A posição foi defendida pelo presidente do Sindilat/RS, Guilherme Portella, durante a primeira reunião do ano da Aliança Láctea Sul Brasileira.
“Precisamos falar com uma só voz quando tratamos de questões estruturantes. Devemos permanecer alinhados na defesa do setor e da valorização do leite, do produtor à indústria, até o consumidor final”, destacou Portella.
Projeto avança na Câmara e segue para o Senado
A proposta foi aprovada pelo Plenário da Câmara dos Deputados na madrugada desta terça-feira (03/03), um marco importante para o setor. O texto é de autoria da ex-ministra da Agricultura Tereza Cristina, e recebeu elogios dos representantes da cadeia produtiva do leite.
“É uma excelente notícia.
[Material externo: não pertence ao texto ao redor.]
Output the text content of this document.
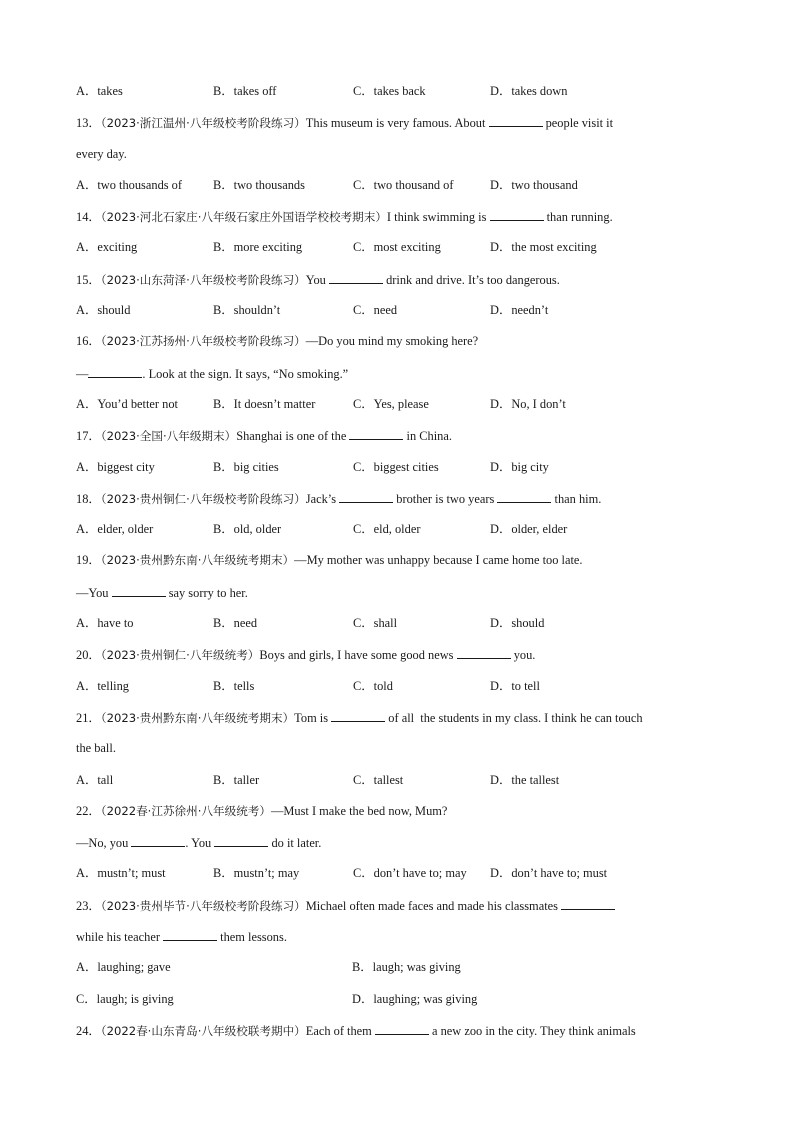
A．takes

	B．takes off

	C．takes back

	D．takes down

13．（2023·浙江温州·八年级校考阶段练习）This museum is very famous. About	people visit it
every day.

A．two thousands of

B．two thousands

	C．two thousand of

	D．two thousand

14．（2023·河北石家庄·八年级石家庄外国语学校校考期末）I think swimming is	than running.

A．exciting

	B．more exciting

	C．most exciting

	D．the most exciting

15．（2023·山东菏泽·八年级校考阶段练习）You	drink and drive. It’s too dangerous.

A．should

	B．shouldn’t

	C．need

	D．needn’t

16．（2023·江苏扬州·八年级校考阶段练习）—Do you mind my smoking here?
—	. Look at the sign. It says, “No smoking.”

A．You’d better not

	B．It doesn’t matter

	C．Yes, please

	D．No, I don’t

17．（2023·全国·八年级期末）Shanghai is one of the	in China.

A．biggest city

	B．big cities

	C．biggest cities

	D．big city

18．（2023·贵州铜仁·八年级校考阶段练习）Jack’s	brother is two years	than him.

A．elder, older

	B．old, older

	C．eld, older

	D．older, elder

19．（2023·贵州黔东南·八年级统考期末）—My mother was unhappy because I came home too late.
—You	say sorry to her.

A．have to

	B．need

	C．shall

	D．should

20．（2023·贵州铜仁·八年级统考）Boys and girls, I have some good news	you.

A．telling

	B．tells

	C．told

	D．to tell

21．（2023·贵州黔东南·八年级统考期末）Tom is	of all  the students in my class. I think he can touch
the ball.

A．tall

	B．taller

	C．tallest

	D．the tallest

22．（2022春·江苏徐州·八年级统考）—Must I make the bed now, Mum?
—No, you	. You	do it later.

A．mustn’t; must

	B．mustn’t; may

	C．don’t have to; may

D．don’t have to; must

23．（2023·贵州毕节·八年级校考阶段练习）Michael often made faces and made his classmates
while his teacher	them lessons.

A．laughing; gave

	B．laugh; was giving

C．laugh; is giving

	D．laughing; was giving

24．（2022春·山东青岛·八年级校联考期中）Each of them	a new zoo in the city. They think animals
Trata-se de uma pauta histórica para o setor”, afirmou Ronei Volpi, coordenador-geral da ALSB.
O projeto, aprovado na forma de substitutivo, determina que apenas produtos de origem animal possam usar denominações como leite, queijo, manteiga, requeijão, creme de leite, iogurte, bebida láctea e doce de leite. Já os produtos vegetais deverão adotar embalagens com cores e imagens distintas, reforçando a diferenciação e a transparência ao consumidor.
PL do Leite garante transparência e proteção ao consumidor
Para Guilherme Portella, o avanço do PL é resultado direto da mobilização do setor produtivo, que vem defendendo a importância de restringir o uso do termo “leite” a produtos efetivamente lácteos.
“Esse regramento fortalece a proteção do leite e assegura maior transparência ao consumidor. Agora, o esforço precisa se concentrar na aprovação no Senado e na sanção presidencial”, reforçou o dirigente.
Programa Mais Leite Saudável é prioridade para o setor
Outro ponto de destaque da reunião foi a defesa do Programa Mais Leite Saudável, considerado política pública estratégica para o fortalecimento do setor. A iniciativa é voltada ao aumento da produtividade e da qualidade do leite brasileiro e conta com apoio de secretarias estaduais, federações da agricultura e sindicatos das indústrias de laticínios dos estados do Rio Grande do Sul, Santa Catarina, Paraná e Mato Grosso do Sul.
“O programa é uma das principais ferramentas de desenvolvimento do setor. É preciso transformá-lo em prioridade e garantir sua continuidade por meio de uma forte articulação setorial”, afirmou Portella.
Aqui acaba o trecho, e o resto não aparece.